Embora parecida com muitas histórias que já foram contadas, Beleza Fatal tem algo que falta nas novelas atuais da Globo: uma grande vilã. Camila Pitanga se destaca no papel de Lola, uma mulher inteligente, carismática e que faz tudo para se manter no topo. Ela chantageia, fala os maiores absurdos, humilha e mata sem pensar duas vezes.
Em contrapartida, não há uma vilã assim nas tramas recentes da Globo. As megeras são suavizadas e ganhado um perfil dúbio. Claro que Lola também tem seus pontos fracos, mas sua maldade passa por cima disso tudo. Para se ter ideia, em 20 capítulos ela já causou a morte de quatro pessoas.

O perfil da vilã sádica e maligna é muito aclamado pelo público, tanto que várias são lembradas para a eternidade, como Nazaré, de Senhora do Destino, Bia Falcão de Belíssima, e a famosa Carminha de Avenida Brasil. Por isso, Lola tem sido um ponto alto da novela de Raphael Montes, muito bem construída pelo autor.
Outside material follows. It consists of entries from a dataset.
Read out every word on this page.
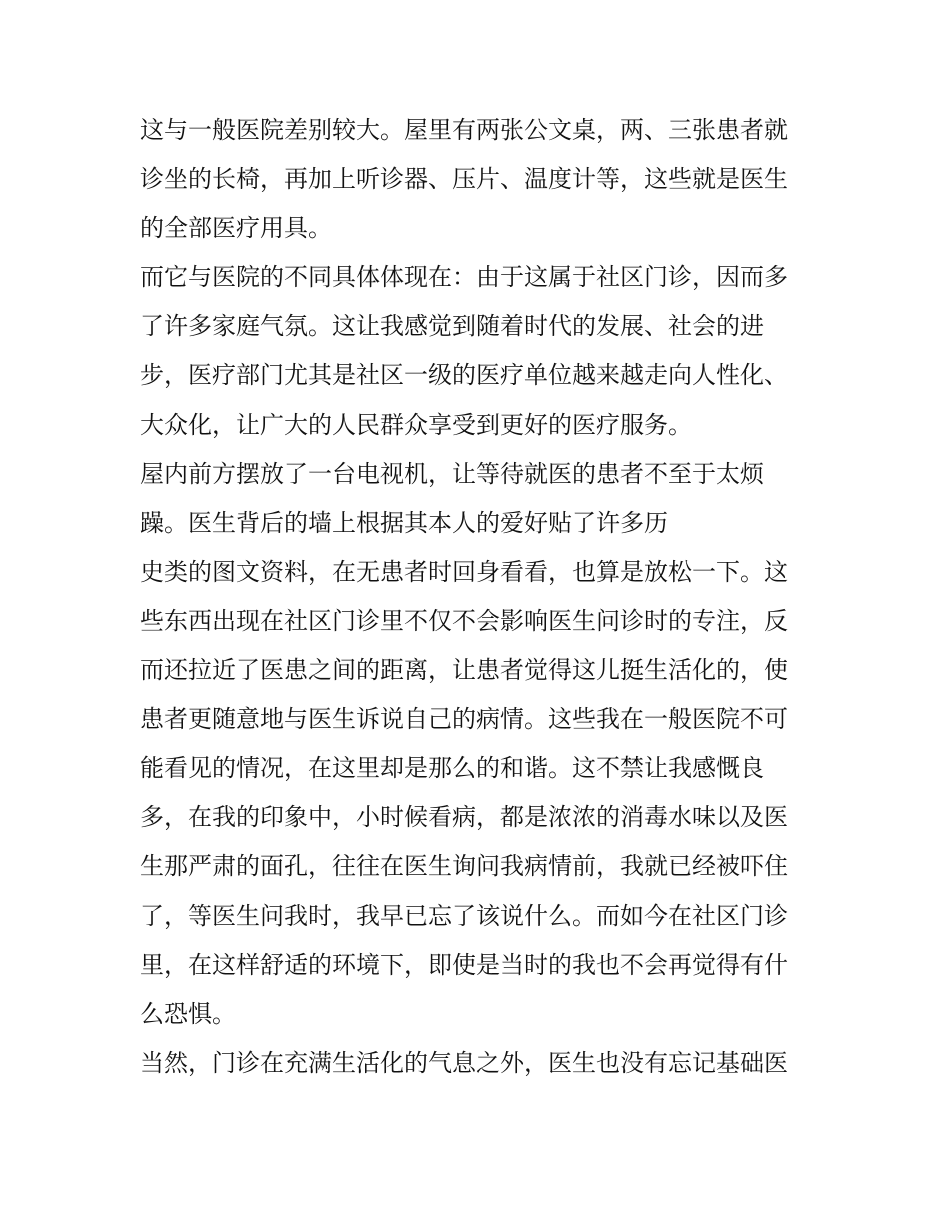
这与一般医院差别较大。屋里有两张公文桌，两、三张患者就
诊坐的长椅，再加上听诊器、压片、温度计等，这些就是医生
的全部医疗用具。
而它与医院的不同具体体现在：由于这属于社区门诊，因而多
了许多家庭气氛。这让我感觉到随着时代的发展、社会的进
步，医疗部门尤其是社区一级的医疗单位越来越走向人性化、
大众化，让广大的人民群众享受到更好的医疗服务。
屋内前方摆放了一台电视机，让等待就医的患者不至于太烦
躁。医生背后的墙上根据其本人的爱好贴了许多历
史类的图文资料，在无患者时回身看看，也算是放松一下。这
些东西出现在社区门诊里不仅不会影响医生问诊时的专注，反
而还拉近了医患之间的距离，让患者觉得这儿挺生活化的，使
患者更随意地与医生诉说自己的病情。这些我在一般医院不可
能看见的情况，在这里却是那么的和谐。这不禁让我感慨良
多，在我的印象中，小时候看病，都是浓浓的消毒水味以及医
生那严肃的面孔，往往在医生询问我病情前，我就已经被吓住
了，等医生问我时，我早已忘了该说什么。而如今在社区门诊
里，在这样舒适的环境下，即使是当时的我也不会再觉得有什
么恐惧。
当然，门诊在充满生活化的气息之外，医生也没有忘记基础医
Além disso, todo o mérito para Camila Pitanga, que ganhou um dos melhores papéis de sua carreira. Conhecida por viver uma porção de mocinhas, a atriz merecia ganhar uma vilã de verdade. O máximo que ela se aproximou das maldades foi em Porto dos Milagres e Paraíso Tropical. Com Lola, porém, Camila mostra um potencial absurdo e tem tudo para ganhar muitos elogios e prêmios em 2025.